Un faro es una estructura costera que proyecta un haz visible usado para la navegación marítima. Normalmente se sitúa en una costa, un cabo o un bajo marino cercano a la costa, y advierte a las embarcaciones en el mar —ya sea en un océano o en un gran lago— de los peligros, además de señalar las entradas de los puertos para que los barcos eviten encallar. Al dirigir la luz de vuelta hacia el mar, los faros ofrecen una referencia visual que complementa las cartas náuticas y los sistemas electrónicos.
Diseño y características
Aunque varían en tamaño y forma, la mayoría de los faros comparten algunos elementos comunes: una torre alta para elevar la luz, una linterna cerrada con vidrio y espacios de alojamiento o servicio en la parte inferior. Entre los materiales utilizados han estado la mampostería, el hierro fundido, el acero y el hormigón armado, elegidos por su resistencia frente a las olas y el viento. Muchas torres están pintadas o decoradas con colores y bandas distintivos —llamados marcas diurnas— para que sean identificables a la luz del día.
Partes principales
- Linterna — la cámara acristalada donde se alojan la fuente de luz y la lente.
- Lente de Fresnel — una lente compacta y multifacética que enfoca la luz con gran eficiencia; fue históricamente decisiva para aumentar el alcance y la claridad de los faros (lente de Fresnel).
- Torre — eleva la luz hasta una altura focal determinada sobre el nivel del mar.
- Vivienda del farero — espacios de residencia para los guardafaros antes de la automatización generalizada.
La señal visible de un faro puede ser fija o mostrar un patrón de destellos, ocultaciones o colores; estas firmas únicas permiten a los marinos distinguir una luz de otra. En muchos casos, el conjunto de lentes o la fuente de luz gira, produciendo un destello periódico mientras los haces recorren el horizonte, un movimiento mecánico familiar en diseños antiguos (giratorios) de óptica. Históricamente, quienes dependían de estas señales eran los marineros y los prácticos que navegaban por aguas costeras.
Historia y desarrollo
Los faros tienen orígenes antiguos: durante siglos se usaron fuegos de señalización sencillos en cimas y promontorios. Uno de los primeros ejemplos más conocidos fue el célebre Faro de Alejandría, situado en la isla llamada Faro; ese monumento dio origen a la palabra para designar un faro en varias lenguas. El siglo XIX registró grandes avances técnicos, sobre todo la adopción de la lente de Fresnel y de combustibles y lámparas más eficientes, lo que amplió notablemente el alcance visible y redujo el consumo de combustible.

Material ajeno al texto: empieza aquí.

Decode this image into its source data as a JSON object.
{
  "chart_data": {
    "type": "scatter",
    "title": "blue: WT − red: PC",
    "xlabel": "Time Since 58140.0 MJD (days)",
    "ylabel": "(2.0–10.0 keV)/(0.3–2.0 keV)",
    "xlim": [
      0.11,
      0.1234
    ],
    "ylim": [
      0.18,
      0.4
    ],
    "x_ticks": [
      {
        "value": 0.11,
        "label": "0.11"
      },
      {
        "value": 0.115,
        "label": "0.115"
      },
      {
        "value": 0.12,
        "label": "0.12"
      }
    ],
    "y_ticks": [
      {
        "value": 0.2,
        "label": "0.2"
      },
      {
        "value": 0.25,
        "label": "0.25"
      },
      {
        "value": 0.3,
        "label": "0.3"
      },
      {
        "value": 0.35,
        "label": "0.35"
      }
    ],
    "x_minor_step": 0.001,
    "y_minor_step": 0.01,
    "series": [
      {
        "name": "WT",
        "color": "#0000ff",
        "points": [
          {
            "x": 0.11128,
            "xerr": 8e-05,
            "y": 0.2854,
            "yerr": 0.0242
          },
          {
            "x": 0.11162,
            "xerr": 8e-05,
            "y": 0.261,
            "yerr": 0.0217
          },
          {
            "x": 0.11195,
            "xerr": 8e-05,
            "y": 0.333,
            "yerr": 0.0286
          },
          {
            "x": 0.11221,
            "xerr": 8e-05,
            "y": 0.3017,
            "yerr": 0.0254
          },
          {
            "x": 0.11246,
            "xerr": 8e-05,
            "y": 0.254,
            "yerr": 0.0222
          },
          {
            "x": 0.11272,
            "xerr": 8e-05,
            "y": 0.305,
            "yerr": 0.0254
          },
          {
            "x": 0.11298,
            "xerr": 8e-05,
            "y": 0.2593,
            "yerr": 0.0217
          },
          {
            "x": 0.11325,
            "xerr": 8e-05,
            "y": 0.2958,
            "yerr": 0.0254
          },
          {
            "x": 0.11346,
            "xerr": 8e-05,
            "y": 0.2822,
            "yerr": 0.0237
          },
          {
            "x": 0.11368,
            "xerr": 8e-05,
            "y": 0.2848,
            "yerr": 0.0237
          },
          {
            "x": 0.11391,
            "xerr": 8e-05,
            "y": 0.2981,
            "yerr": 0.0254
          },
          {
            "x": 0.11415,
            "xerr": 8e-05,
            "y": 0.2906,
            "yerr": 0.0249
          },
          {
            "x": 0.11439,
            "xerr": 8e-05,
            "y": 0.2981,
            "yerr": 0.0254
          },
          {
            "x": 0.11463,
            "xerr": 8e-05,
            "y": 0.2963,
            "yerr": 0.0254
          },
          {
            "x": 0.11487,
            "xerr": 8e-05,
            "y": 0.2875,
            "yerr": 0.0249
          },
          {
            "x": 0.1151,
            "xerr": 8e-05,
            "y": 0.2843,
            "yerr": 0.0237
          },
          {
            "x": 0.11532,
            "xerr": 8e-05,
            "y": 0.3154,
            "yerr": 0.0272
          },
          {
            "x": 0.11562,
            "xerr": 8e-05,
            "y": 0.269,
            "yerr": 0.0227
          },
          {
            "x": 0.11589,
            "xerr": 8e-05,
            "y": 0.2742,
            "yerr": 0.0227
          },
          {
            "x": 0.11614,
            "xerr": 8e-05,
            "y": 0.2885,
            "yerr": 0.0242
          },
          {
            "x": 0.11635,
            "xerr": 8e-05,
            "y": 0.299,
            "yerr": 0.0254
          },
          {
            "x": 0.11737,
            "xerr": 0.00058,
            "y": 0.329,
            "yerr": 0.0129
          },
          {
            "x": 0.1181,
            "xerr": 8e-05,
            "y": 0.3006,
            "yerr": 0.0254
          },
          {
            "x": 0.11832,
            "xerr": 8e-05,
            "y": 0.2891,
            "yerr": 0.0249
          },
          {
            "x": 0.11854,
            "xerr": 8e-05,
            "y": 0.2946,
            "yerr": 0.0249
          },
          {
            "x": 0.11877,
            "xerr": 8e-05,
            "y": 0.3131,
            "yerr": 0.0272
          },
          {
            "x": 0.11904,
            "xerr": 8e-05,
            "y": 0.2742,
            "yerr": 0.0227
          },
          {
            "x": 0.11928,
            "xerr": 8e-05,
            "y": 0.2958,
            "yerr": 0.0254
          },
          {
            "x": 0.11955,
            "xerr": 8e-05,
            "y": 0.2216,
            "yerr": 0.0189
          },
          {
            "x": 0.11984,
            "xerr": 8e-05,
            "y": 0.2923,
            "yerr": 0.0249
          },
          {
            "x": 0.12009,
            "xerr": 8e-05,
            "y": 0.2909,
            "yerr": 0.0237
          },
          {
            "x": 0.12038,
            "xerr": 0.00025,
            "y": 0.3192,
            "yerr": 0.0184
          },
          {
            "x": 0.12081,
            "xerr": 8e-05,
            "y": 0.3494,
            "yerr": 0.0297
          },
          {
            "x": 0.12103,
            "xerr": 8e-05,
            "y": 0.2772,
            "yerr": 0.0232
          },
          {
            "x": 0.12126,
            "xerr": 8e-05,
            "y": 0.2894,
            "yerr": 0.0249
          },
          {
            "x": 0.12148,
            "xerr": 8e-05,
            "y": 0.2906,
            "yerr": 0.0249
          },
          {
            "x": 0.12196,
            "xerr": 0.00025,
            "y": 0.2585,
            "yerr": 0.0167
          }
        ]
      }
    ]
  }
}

Función actual y conservación
Aunque los sistemas de navegación electrónica y el GPS han reducido la dependencia de las ayudas visuales, los faros siguen sirviendo como respaldo de baja tecnología, marcas costeras y plataformas para señales de niebla, radiofaros e instrumentos meteorológicos. La mayoría se ha automatizado, eliminando la necesidad de fareros a tiempo completo; muchas torres ya desactivadas se han conservado como hitos culturales, museos o atracciones turísticas. Su ingeniería, su importancia cultural y su asociación con la seguridad marítima convierten a los faros en símbolos duraderos de la vida costera y la navegación.